The mother of a Pennsylvania youth football player and her son sued the Warwick Midget Football League, Red Rose Midget Football League (which does business as Red Rose), and several individual defendants in September, alleging they were responsible for the traumatic brain injury that the son suffered during a football game.
The injury to the plaintiff’s son, L.R. Rettew, occurred on September 17, 2017 during a game. L.R. then complained to some of the individual defendants that he was experiencing “headaches, disorientation, while also displaying signs and symptoms of a head injury and/or concussion, including dizziness, disorientation and confusion.
“Despite the complaints, the defendants named herein allowed L.R. to return to the field of play, and he suffered multiple injuries, including, but not limited to, a traumatic brain injury and concussion.”
The plaintiffs further contend that the defendants “knew, or should have known, of the risk of head injury to L.R. when allowing him top continue playing football despite L.R.’s complaints and visible signs of head injury.”

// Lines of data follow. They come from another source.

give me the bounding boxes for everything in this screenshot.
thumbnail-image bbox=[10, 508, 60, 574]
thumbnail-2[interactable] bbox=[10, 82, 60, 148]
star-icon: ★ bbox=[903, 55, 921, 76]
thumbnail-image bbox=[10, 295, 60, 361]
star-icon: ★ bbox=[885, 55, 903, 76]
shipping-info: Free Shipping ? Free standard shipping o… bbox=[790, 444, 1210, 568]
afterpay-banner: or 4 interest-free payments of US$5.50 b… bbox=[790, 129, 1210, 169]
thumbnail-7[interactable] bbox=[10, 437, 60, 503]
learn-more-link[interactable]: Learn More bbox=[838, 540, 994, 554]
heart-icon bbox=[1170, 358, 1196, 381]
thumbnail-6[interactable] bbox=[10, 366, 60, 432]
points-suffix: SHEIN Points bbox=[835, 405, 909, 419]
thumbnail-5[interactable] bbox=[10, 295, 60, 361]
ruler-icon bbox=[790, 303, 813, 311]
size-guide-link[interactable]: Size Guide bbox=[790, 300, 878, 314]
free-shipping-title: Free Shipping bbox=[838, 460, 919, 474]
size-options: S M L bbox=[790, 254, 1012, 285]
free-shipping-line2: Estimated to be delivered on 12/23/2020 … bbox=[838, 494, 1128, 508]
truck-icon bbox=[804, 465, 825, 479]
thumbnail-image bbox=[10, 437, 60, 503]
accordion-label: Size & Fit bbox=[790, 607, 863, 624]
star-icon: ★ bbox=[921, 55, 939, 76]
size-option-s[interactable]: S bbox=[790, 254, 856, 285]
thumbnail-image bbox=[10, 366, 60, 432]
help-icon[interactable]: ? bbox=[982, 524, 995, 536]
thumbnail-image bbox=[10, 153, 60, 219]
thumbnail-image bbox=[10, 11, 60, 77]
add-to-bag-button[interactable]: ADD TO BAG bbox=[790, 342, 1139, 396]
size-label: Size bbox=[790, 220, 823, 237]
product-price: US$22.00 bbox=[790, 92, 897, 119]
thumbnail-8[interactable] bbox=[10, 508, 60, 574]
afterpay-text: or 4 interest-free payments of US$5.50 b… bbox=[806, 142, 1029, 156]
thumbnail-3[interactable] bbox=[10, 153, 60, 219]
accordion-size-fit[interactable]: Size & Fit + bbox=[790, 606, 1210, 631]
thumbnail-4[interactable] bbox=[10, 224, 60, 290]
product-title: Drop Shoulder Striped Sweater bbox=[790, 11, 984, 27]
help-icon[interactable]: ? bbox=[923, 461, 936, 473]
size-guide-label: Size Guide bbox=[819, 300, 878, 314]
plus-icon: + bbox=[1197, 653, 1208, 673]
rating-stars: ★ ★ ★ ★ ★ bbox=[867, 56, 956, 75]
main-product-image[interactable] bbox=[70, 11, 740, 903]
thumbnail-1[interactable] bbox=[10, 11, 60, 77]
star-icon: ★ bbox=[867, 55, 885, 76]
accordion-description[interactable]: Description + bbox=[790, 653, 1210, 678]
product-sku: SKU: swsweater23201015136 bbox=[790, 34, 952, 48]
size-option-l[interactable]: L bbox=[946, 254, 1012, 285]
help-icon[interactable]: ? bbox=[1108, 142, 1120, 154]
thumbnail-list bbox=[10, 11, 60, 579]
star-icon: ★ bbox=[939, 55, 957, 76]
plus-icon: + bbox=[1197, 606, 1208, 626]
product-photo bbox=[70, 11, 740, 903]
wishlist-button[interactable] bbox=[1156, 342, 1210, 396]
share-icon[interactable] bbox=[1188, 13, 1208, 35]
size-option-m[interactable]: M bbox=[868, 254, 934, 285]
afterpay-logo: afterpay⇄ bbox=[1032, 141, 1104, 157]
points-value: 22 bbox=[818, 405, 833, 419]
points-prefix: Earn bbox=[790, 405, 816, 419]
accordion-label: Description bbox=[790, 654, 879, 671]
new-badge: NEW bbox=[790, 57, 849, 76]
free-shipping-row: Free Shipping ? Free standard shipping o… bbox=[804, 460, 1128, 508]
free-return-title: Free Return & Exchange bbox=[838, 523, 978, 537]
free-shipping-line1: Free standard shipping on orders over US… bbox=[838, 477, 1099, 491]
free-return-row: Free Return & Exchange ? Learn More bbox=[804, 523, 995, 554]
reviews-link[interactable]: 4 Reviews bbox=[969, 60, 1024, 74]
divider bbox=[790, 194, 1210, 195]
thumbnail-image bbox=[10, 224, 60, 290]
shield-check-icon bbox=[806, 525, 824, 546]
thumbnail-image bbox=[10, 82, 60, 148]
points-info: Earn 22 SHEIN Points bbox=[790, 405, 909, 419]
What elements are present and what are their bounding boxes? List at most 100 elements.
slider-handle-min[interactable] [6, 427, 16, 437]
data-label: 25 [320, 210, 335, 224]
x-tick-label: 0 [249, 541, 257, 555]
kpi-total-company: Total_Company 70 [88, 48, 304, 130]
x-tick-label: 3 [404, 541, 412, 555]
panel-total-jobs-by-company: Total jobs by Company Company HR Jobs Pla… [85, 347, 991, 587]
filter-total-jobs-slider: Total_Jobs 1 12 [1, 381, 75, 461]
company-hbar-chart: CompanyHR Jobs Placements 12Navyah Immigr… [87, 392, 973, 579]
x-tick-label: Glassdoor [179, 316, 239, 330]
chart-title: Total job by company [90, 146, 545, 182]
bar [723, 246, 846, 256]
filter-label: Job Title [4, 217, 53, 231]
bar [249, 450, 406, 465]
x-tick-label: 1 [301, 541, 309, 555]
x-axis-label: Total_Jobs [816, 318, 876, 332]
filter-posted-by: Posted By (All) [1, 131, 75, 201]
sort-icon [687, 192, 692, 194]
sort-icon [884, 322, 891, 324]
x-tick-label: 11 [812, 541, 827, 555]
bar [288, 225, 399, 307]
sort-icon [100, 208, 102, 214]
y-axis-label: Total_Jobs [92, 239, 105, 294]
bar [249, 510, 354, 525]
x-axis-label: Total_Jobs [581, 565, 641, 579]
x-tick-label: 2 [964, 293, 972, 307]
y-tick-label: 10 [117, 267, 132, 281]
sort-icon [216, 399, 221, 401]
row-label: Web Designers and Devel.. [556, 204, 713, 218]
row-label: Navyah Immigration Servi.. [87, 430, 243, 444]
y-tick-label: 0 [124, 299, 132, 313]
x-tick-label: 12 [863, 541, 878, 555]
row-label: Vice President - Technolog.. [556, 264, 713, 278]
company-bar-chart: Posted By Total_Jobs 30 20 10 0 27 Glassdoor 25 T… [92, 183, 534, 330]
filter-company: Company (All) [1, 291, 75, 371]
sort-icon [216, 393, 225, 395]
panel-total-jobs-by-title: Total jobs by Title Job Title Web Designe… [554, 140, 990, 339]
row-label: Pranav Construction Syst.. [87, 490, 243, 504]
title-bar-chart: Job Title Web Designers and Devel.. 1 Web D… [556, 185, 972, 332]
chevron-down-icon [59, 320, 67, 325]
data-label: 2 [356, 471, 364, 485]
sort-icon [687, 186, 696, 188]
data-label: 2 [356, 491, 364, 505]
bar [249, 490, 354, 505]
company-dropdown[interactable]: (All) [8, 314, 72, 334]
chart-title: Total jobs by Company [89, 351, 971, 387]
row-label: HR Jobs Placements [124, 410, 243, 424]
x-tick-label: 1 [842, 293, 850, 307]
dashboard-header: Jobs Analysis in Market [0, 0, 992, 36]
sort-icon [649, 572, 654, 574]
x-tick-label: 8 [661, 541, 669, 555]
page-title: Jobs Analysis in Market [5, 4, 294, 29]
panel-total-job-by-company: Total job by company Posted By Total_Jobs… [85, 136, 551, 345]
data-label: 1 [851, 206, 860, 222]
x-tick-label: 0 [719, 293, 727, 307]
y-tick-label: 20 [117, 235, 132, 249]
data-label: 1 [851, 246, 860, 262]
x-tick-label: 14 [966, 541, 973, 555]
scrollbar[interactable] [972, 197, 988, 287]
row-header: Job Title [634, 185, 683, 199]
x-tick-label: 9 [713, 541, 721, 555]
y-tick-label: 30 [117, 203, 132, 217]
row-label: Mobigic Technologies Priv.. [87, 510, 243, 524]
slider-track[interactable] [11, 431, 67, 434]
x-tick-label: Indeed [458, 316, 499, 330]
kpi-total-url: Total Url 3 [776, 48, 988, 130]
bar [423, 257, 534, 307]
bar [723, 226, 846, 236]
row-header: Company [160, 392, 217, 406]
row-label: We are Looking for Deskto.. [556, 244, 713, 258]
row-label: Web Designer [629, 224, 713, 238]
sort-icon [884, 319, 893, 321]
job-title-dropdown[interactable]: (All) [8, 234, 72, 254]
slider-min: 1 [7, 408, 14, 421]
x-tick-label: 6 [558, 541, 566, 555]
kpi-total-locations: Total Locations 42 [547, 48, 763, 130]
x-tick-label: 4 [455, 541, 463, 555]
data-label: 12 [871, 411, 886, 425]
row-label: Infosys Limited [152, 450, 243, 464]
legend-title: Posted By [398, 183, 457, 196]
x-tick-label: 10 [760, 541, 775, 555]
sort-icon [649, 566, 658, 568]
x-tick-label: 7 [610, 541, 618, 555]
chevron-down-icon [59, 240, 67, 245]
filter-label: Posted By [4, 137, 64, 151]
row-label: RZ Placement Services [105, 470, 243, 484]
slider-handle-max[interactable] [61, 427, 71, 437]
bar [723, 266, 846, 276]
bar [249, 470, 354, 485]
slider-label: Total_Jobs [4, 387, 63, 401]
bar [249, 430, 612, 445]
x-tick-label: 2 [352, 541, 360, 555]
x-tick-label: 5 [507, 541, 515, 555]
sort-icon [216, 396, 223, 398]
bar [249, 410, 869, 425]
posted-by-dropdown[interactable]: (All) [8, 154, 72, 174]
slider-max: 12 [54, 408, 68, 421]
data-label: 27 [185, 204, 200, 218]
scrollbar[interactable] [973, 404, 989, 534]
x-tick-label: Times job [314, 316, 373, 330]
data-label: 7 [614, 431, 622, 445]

In her first cause of action, the plaintiff alleged the leagues exhibited “negligence, gross negligence, carelessness and reckless conduct,” including, among other things, the following:
Failing to competently examine the minor
Failing to timely examine the minor
Failing to provide appropriate equipment to protect minor
Failing to provide minor with proper safety equipment, while playing a contact sport
Failing to ensure that football equipment was properly maintained
Supplying defective helmets to minors
Failing to undergo proper training as required by the League’s bylaws
Failing to have licensed physicians and/or other properly trained medical professionals on hand
The second cause of action, also for negligence, targeted the individual defendants, and included many of the same specific allegations listed above.
The defendants filed an objection in late September, claiming the allegations in the lawsuit “are virtually identical to those raised” in a lawsuit filed in March 2018.
“It is clear that Plaintiffs have attempted to gain a do-over of their earlier pleading by bringing this ‘new’ action – much to the detriment of objecting defendants who have already spent significant time, money and resources in the defense of the 2018 action,” according to the objection.
The defendants further complained that “by attempting to restart the process with a new complaint on a new docket, plaintiffs have been granted almost 19 months of pre-complaint discovery without leave of court. All of this has been done to the extreme detriment of objecting defendants.”